Due to recombination we can't get every ancestral line... recombination erases those lines
It does no such thing. Every single gene you have is its own "line" just as much as your mitochondrial DNA is and your Y chromosome is if you have one. Each whole, intact chunk of DNA (whether it's a group of genes, as in the Y chromosome and the mitochondria, or a single one, as in all of the rest) is inherited from exactly one ancestor who inherited it from exactly one ancestor who inherited it from exactly one ancestor. On this, there's no difference at all between the propagation of a mitochondrial genome, a Y chromosome, and a single nuclear gene that's not on the Y chromosome. The fact that there are so many of those lines of descent and they intersect so much is part of what makes looking at this in terms of lines of descent irrelevant. Those countless lines with their countless intersections form a gene
pool, and when you're looking at what
gene pool someone comes from, no individual line in that pool matters on its own. That's why race deniers focus so much on just two lines out of the thousands, which is exactly the same as focusing on only two genes: they, or at least the charlatans they got their talking points from, know that discussing the whole gene pool honestly wouldn't let them reach the "conclusion" that they decided ahead of time to aim for. In statistics, obsessing over individuals plucked out of the set is never valid; it means you're not even paying attention to the set at all anymore.

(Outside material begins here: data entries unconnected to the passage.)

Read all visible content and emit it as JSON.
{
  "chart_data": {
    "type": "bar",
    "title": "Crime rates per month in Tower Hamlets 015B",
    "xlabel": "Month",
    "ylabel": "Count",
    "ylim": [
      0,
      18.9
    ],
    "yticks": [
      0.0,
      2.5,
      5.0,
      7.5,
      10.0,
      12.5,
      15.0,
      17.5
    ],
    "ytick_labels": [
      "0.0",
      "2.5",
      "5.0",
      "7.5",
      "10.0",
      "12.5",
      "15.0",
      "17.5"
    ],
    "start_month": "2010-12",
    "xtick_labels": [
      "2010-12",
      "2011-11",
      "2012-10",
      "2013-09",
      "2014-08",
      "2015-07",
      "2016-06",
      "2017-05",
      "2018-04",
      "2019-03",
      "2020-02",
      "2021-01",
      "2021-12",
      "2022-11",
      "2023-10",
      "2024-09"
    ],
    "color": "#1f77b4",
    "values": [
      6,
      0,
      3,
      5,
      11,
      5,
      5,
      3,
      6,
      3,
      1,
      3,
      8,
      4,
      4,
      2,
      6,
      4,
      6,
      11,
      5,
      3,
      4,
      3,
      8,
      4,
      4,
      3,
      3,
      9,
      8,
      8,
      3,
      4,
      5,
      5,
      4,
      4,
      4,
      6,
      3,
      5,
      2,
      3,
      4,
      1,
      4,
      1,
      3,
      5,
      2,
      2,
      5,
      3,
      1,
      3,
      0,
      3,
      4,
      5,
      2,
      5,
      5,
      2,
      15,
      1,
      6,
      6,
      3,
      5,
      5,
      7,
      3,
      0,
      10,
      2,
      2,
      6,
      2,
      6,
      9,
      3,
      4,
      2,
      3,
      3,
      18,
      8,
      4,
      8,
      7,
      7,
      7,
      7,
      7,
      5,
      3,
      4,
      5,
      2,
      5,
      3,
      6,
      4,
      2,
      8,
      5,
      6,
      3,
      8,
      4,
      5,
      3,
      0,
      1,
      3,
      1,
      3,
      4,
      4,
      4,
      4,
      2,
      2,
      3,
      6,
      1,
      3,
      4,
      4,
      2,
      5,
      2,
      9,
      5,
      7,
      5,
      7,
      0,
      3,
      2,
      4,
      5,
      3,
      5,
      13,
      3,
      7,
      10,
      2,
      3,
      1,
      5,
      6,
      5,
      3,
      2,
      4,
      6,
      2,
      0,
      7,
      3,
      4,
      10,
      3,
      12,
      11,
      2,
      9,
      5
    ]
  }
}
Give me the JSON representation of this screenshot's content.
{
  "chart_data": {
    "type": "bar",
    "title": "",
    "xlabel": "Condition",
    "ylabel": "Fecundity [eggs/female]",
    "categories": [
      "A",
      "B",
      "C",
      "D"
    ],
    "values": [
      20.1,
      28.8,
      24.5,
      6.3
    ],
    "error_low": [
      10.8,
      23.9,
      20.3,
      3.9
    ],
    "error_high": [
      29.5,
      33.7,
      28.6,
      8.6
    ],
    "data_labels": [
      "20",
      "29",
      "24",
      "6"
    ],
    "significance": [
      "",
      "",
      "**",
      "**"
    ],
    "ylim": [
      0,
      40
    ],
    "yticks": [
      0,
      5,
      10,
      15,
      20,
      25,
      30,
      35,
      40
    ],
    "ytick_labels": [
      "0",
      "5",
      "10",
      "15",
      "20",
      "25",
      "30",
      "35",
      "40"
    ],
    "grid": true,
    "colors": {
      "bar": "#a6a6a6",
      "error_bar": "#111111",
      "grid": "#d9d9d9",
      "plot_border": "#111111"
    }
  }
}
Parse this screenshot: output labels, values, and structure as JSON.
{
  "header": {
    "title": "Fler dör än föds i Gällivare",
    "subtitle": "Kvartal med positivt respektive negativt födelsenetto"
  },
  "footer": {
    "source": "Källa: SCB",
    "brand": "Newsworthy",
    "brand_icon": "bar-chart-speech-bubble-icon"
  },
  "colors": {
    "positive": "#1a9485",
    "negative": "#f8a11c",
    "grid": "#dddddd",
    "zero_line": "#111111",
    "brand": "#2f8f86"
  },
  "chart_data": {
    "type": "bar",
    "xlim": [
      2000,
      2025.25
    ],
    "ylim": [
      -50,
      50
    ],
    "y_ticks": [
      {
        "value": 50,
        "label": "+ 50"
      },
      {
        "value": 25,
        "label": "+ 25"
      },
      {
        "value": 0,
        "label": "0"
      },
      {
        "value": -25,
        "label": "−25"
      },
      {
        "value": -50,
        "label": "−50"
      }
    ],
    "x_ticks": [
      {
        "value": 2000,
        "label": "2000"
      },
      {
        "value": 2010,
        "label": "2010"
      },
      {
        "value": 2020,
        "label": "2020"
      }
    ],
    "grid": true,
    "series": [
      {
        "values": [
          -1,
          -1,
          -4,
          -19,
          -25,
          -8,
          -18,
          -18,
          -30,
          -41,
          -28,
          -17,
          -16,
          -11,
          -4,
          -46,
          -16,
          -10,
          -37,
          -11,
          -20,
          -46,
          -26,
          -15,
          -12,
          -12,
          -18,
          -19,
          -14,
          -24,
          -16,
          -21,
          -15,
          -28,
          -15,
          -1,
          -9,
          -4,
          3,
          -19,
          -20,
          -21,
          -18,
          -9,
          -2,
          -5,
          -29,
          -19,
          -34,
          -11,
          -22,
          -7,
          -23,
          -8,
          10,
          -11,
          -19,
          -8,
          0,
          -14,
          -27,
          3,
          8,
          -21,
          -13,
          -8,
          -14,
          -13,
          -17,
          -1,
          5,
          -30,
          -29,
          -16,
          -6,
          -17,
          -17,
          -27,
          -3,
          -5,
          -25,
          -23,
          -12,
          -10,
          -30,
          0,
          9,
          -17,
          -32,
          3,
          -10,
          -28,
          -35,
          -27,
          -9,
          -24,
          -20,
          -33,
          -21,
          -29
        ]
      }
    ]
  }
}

So, tell me, what is a race?
This post answers the question already, but more importantly, why did you ask it? We all know that you know, not only because you speak English and it's a common English word, but also because you started a thread to argue that there's no such thing, and someone who actually didn't know what something is wouldn't start a thread to argue that it's not real; (s)he's start a thread asking what it is. It wasn't a genuine question; it was just another rhetorical debate gimmick.